È una legge di bilancio per ricchi e anziani, la prima del governo guidato da Giorgia Meloni. E se non lo è come ci si aspettava, è perché di soldi ce ne sono davvero pochi, al netto delle misure per fronteggiare il caro energia, e perché alle porte di un anno di vacche magrissime, calcare troppo la mano su giovani e poveri sarebbe stato eccessivo.

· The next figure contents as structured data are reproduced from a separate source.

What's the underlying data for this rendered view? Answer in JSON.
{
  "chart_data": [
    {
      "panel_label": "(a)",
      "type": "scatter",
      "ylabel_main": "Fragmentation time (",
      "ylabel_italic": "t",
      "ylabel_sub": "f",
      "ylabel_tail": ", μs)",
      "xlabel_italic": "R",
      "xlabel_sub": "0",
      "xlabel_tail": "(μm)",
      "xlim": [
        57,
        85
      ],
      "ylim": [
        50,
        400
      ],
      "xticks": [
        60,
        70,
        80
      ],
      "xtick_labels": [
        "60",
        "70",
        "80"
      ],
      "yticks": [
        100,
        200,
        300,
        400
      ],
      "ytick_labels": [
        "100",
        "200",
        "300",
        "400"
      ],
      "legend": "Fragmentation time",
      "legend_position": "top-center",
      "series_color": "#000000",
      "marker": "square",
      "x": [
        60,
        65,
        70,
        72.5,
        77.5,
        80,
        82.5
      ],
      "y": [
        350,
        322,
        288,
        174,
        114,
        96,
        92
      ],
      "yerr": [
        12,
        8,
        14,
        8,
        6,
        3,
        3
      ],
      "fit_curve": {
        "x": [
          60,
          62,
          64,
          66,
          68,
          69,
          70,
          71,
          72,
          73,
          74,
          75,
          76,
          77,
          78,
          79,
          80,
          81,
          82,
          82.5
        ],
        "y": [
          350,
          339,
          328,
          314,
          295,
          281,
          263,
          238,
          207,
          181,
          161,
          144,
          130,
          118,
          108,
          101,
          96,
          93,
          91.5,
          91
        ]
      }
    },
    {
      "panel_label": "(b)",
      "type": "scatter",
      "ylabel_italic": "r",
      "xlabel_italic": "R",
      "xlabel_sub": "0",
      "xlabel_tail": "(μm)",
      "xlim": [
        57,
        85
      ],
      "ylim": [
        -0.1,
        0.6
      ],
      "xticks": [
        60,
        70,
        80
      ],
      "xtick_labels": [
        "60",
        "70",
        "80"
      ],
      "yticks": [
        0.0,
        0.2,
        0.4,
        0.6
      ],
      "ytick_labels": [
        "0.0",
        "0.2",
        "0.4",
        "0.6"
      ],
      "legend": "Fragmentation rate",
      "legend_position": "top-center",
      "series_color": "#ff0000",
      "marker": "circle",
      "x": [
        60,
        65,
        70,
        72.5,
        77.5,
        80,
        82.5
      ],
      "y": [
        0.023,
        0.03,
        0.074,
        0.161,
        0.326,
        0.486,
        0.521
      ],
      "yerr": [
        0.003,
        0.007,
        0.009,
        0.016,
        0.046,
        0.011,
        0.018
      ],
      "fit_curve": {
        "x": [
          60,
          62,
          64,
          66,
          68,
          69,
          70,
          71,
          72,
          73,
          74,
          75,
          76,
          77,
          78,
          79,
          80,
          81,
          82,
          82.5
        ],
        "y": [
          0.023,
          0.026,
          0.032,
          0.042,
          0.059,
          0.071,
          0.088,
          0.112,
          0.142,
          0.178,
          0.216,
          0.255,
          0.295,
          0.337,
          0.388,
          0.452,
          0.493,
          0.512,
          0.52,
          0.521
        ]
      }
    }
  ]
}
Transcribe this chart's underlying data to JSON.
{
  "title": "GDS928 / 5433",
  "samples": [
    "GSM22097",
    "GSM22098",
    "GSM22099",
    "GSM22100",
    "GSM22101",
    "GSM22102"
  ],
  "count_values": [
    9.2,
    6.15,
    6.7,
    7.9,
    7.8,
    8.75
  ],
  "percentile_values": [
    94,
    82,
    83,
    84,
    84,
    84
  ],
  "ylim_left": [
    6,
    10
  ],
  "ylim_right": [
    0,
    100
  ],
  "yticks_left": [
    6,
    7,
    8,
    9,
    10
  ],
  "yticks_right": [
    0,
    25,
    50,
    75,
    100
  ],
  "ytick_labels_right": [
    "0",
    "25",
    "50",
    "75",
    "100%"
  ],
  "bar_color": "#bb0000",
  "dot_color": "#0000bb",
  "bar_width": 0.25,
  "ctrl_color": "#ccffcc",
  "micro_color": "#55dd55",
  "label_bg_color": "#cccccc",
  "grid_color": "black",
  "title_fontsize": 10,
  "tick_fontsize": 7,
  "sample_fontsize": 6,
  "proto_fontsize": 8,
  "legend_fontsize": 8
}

Eppure le tracce ideologiche della maggioranza di destra si leggono tutte, in controluce. E sono tracce che, in assenza di abbastanza denaro per sostanziarla, raccontano comunque una visione della società dominata dal capofamiglia, in cui sono le nonne a badare ai nipoti, in cui essere giovani e disoccupati equivale a essere fannulloni, e in cui comunque è sempre il Padre – e non lo Stato – che si deve occupare di te.
Andiamo con ordine.
Dei 14 miliardi circa che il governo ha usato per aumentare le proprie spese, buona parte se ne vanno per mandare in pensione in anticipo i sessantaduenni con quota 103 e le cinquantottenni con Opzione Donna, ma solo se hanno abbastanza figli. Il messaggio è fin troppo chiaro: il buco del sistema pensionistico italiano – il più costoso in Europa dopo quello greco – lo pagheranno i giovani, quando sarà il loro turno. Per ora, bisogna far smettere di lavorare più boomer possibili, e pazienza se così facendo si aumenta il debito pubblico e si drenano risorse altrove.
Anche per quanto riguarda la povertà il discorso non cambia. Se sei povero e pensionato, ti alzo la pensione minima da 500 a 570 euro. Se sei povero e giovane e disoccupato, ti cancello il reddito di cittadinanza, ossia il sussidio universale contro la disoccupazione che hanno tutti i Paesi d’Europa. Tra otto mesi, potrà averlo solo chi risulta inabile al lavoro, mentre per tutti gli altri si tornerà ai sussidi previsti dai contratti di riferimento, con tanti saluti ai lavoratori precari. Giovani, ovviamente.
Anche per le partite Iva la musica non cambia. I soldi si trovano solo per abbassare le tasse ai lavoratori autonomi che dichiarano tra i 65mila e gli 85mila euro di reddito. Una misura, quest’ultima che, dati alla mano, privilegia, dati alla mano, un ben preciso gruppo sociale. Indovinate quale? Esatto: quello dei professionisti maschi con un età compresa tra i 50 e i 60 anni.
Rimangono un paio di pannicelli caldi, certo, giusto per dire che qualcosa è stato per poveri e giovani. Un’ulteriore taglio del cuneo fiscale, rispetto a quello già previsto dal governo Draghi, che passa dal 2% al 3% per i redditi sotto i 20mila euro. E la decontribuzione totale agli imprenditori che assumono gli under 36. Ma sono, per l’appunto, pannicelli caldi. Perché le tasse sul lavoro si possono drasticamente abbassare solo se si comincia a tassare sul serio il patrimonio, cosa che la destra ha sempre combattuto con tutte le sue forze. E perché nessun incentivo fiscale, tanto più se di breve durata, è in grado di orientare le scelte di un’imprenditore.
Quasi ce ne dimenticavamo: dietro ai pannicelli caldi c’è l’ennesimo condono, pardon pace, pardon tregua fiscale dedicato a chi non ha pagato le tasse in questi ultimi anni. Indovinate chi ne beneficerà?